0 Responses to “A Tragic Shortage of Selfishness”

  1. Simian says:

    But isn’t First Things – the magazine “eviscerating” Rand -part of the religious right. Those “pathological” bastards sure are tricky.

  2. Try making a point next time, and I might have something to respond to.

  3. Sarah says:

    Eric Teetsel just wrote a response to your post on Common Sense Concept. Interestingly, comments are not enabled. His basic argument is that Ann Rynd isn’t ALL bad, just the parts where she supports greed and selfishness. You know, no big deal.

    • Kind of like saying Marx isn’t all bad, just the class struggle parts!

    • Joseph Sunde says:

      On matters of political philosophy, Rand generally falls in line with basic libertarian *political* policies (although Rand herself denied the libertarian lable). Her atheism and moral philosophy are well worth criticizing, but I don’t really understand why Christians can’t admire her on matters of government and policy. Her book, Capitalism: The Unknown Ideal, has little that altruism-loving conservative Christians would disagree with.

      Also, Rand’s off-based views on selfishness and greed serve as a good lesson for conservatives to avoid crossing that line. I personally think that’s part of her popularity (it is with me). I learn from Rand much in the same way I learn from Marx.

      But hey, maybe we should start talking about the progressive’s admiration of Mao (killer of millions) or Planned Parenthood (whose founder, Margaret Sanger, was a racist eugenist), both of which don’t typically come with the common qualifiers and warnings that conservatives offer on Rand.

      P.S. Comments are unavailable (vs. unallowed) on every post. We’re working on it.

      • Matt says:

        Joseph, your comment about progressives is utterly irrelevant to the discussion at hand. Whatever posture progressives might take toward Mao and Sanger say absolutely nothing about how one should think about Rand. Pointing to the stupidity or hypocrisy of others neither excuses nor sanctions your own conduct and intellectual proclivities. Its a form of evasion, and merely an attempt at changing the subject.

        Also, I don’t know a single contemporary progressive that “admires” Mao in the way you describe. John Dewey, yes, Mao, no. I’m sure with the aid of Google you can find some idiot saying something idiotic. The real question is this: are there any current progressives putting forward public policy programs that are based on, say, the Great Leap Forward? Who are the professed Maoists among mainstream contemporary progressives, equivalent to professed Randians among contemporary, mainstream conservatives?

        The reason we are talking about Rand is that she is an admitted influence on an influential Republican congressman who just released a budget proposal that without too much stretching of the imagination seems to be influenced by Rand’s ideas, or move in their direction. (I’m not saying there is a one-to-one correspondence — I’m talking about admitted intellectual influences.) Is there an equivalent in the Democratic party? Is Nancy Pelosi strutting around Capitol Hill with a copy of the Little Red Book under her arm?

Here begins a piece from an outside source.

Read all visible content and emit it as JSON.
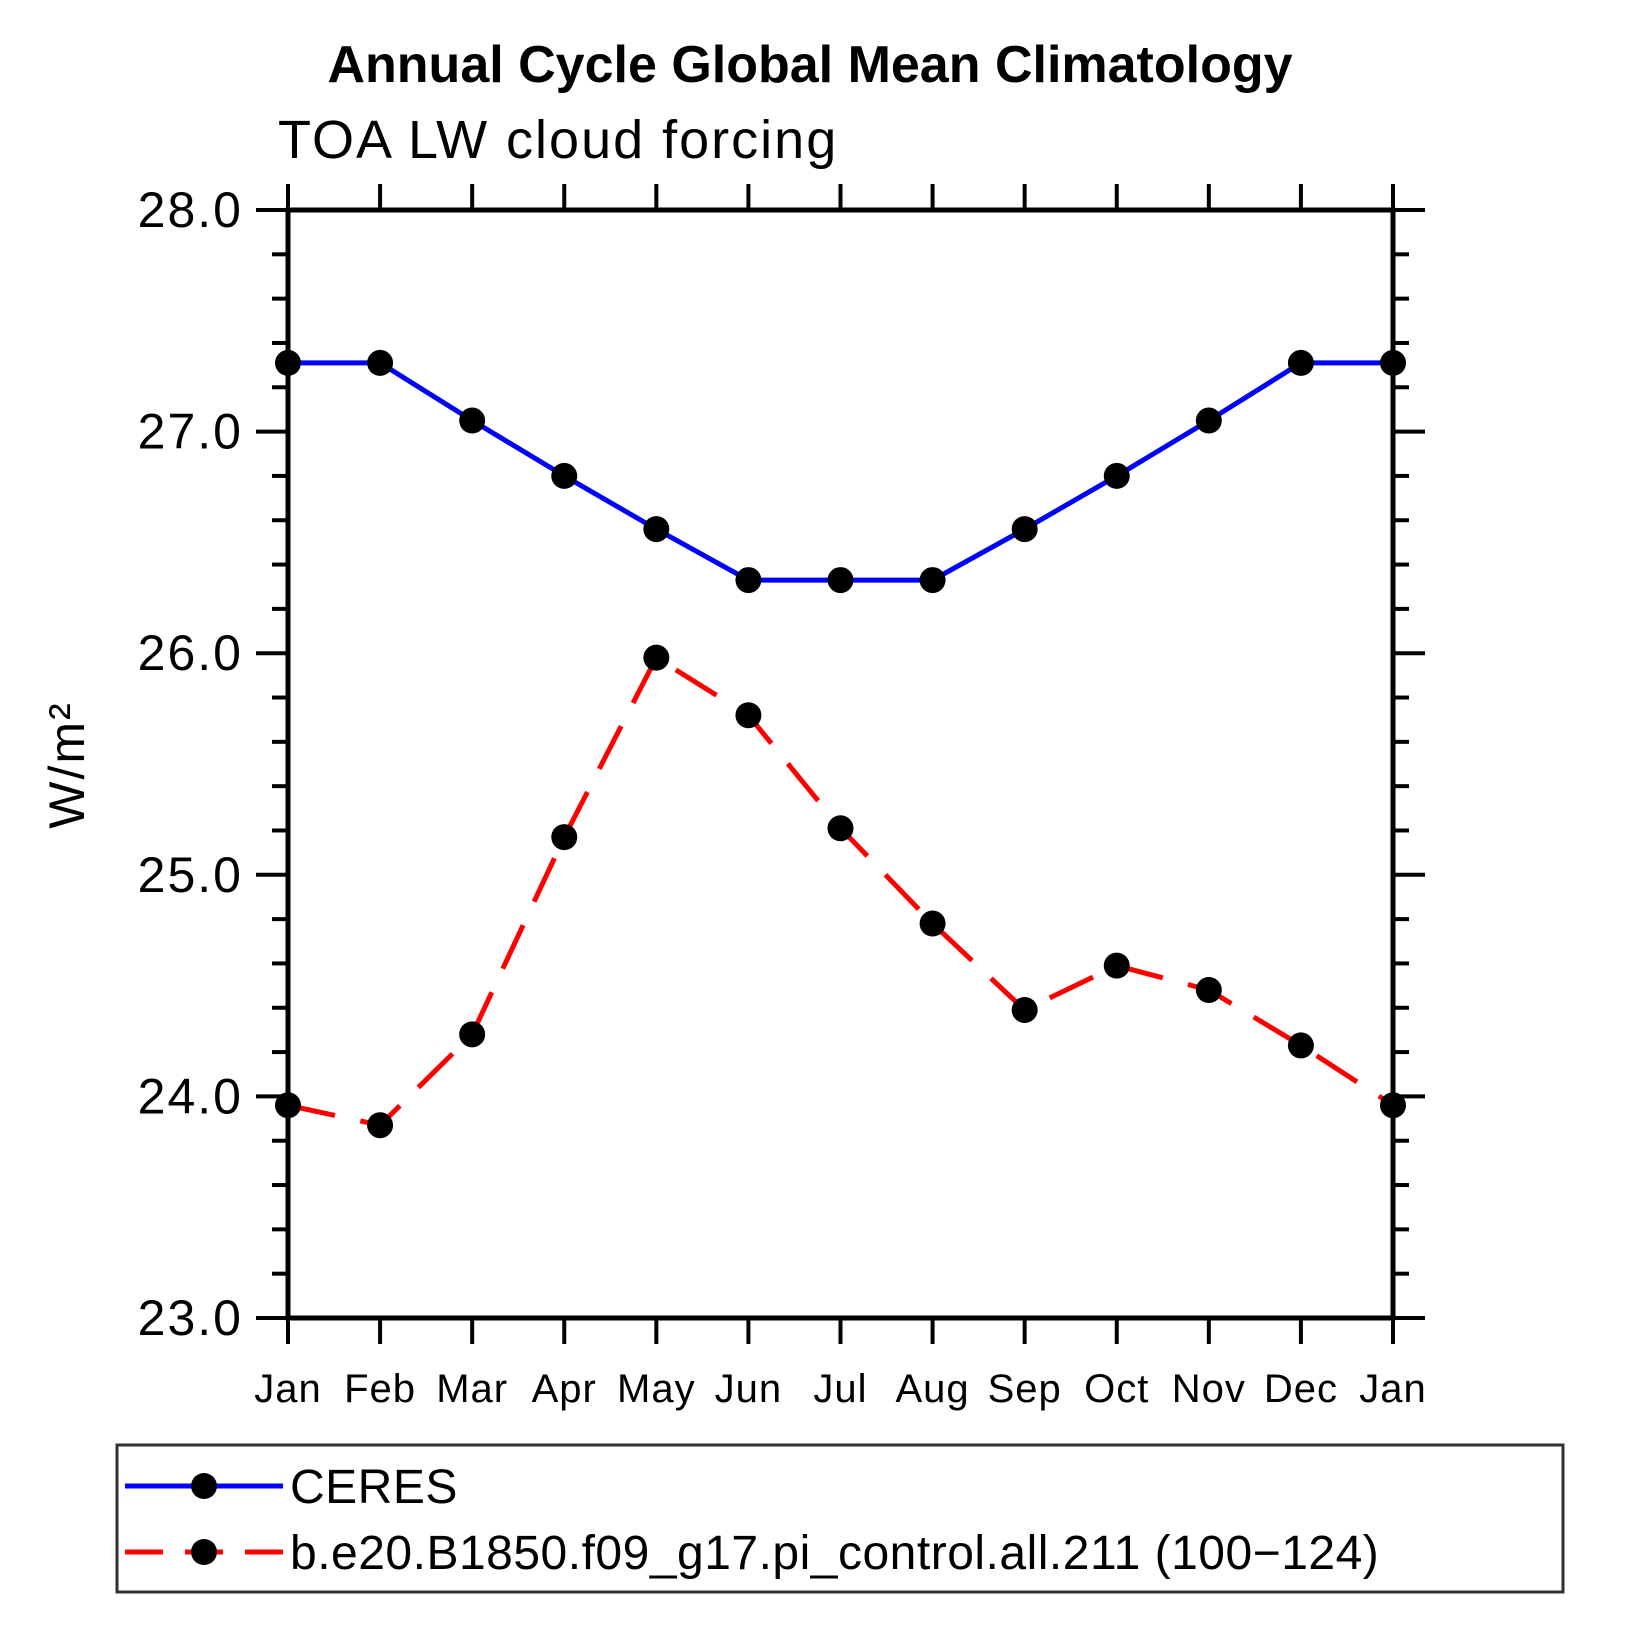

        Also, its very curious to me that you don’t seem to have stopped to think about whether there is a connection between Rand’s admiration of selfishness and the other elements of her political philosophy — whether one might follow from the other. If a thinker gets something so fundamental wrong, it tends to make me doubt the broad elements of their thinking, and skeptical of their project as a whole…

  4. […] Teetsel has responded to yesterday’s post in which I seconded David B. Hart’s distaste for Ayn Rand. Eric focuses particularly on my recent condemnations […]

  5. David says:

    The book is what, like 1000 pages. One can easily find a few lines in a book of such length that does not sit well with everyone.

    The point of the book is that if society takes and takes from those that work hard and earn the rewards and gives to those that do not work, yet earn the rewards, eventually nobody will work anymore. Why should anyone work when they can get free stuff for doing nothing?